In 2011, German researchers evaluated the CR-KD in 16 subjects with end-stage malignant tumors of various types who had exhausted all standard cancer therapies. Of the 16 subjects, 5 were able to complete the 3-month CR-KD treatment and all 5 experienced no tumor progression while on the diet.[ 40 ] Both the ERGO study and the study authored by Champ et al. demonstrated improved tolerability and compliance of the KD alone without CR.[ 13 39 ] Presently there are at least three clinical trials under way evaluating this metabolic approach to brain tumors using varying applications of both KD and CR diet.[ 2 3 4 ] [ Table 1 ].
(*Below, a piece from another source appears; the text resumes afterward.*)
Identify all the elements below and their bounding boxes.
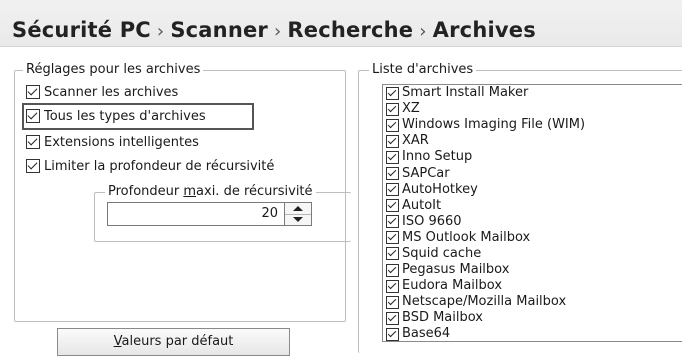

To make the CR-KD more tolerable for patients and improve compliance, drugs targeting energy metabolism are being proposed that could potentially allow higher carbohydrate consumption. 2-Deoxyglucose is a glucose mimetic that targets glucose metabolism and glycolysis by impeding the cellular uptake of glucose.[ 24 ] Seyfried et al. found that CR-KD with 2-DG was more effective than a restricted calorie diet alone to inhibit the growth of astrocytomas in mice models.[ 30 ] Additionally, the pyruvate analog 3-bromopyruvate (3BP) has also been shown to be a potent inhibitor of glycolysis, and may be considered for clinical use. 3BP selectively enters tumor cells because of their elevated levels of monocarboxylic acid transporters not present in normal cells, and then interrupts ATP production by blocking glycolysis and OxPhos, but only in malignant cells. Together, drugs of this nature should be evaluated for their potential to alleviate the metabolic difficulty of the diet, ensuring the maximum potential effectiveness of the treatment.[ 28 ]

CONCLUSION

Despite extensive research and clinical trials over the past 50 years, very little progress has been made to significantly alter the lethal prognosis of GBM brain tumors. This lack of an effective SOC obliges a reexamination of the disease and our current approach and has inspired the pursuit of novel therapeutics. In fact, current treatments may in part lead to enhanced tumor growth by increasing the metabolic fuel for cancer cells. Due to the current lack of effective long-term data we are not advocating the intervention as a standalone therapy, but we believe there is now a sound scientific basis for evaluating metabolic therapy as an adjunct for the treatment of malignant brain tumors. By recognizing the underlying unique energy production requirements of cancer cells, nutritional strategies are proposed to induce ketosis and reduce glucose levels to restrict cancer cell growth.

In this setting, clinicians specialized in metabolism and nutrition should be included with the neuro-oncology teams treating patients with GBM. This approach may be particularly worthy for patients who are nonsurgical by choice or because of technical reasons, and as an adjunct to radiation and chemotherapy treatments. Complimentary treatments using antiglycolytic drugs, selected tumor suppressing nutrients and the CR-KD should be considered in clinical trials as alternative or as adjunctive treatment to standard cancer therapies. Metabolic therapy, particularly the CR-KD, may enhance cancer treatment protocols by reducing glucose and glutamate levels, thus possibly extinguishing the neoplastic “fire” of GBM.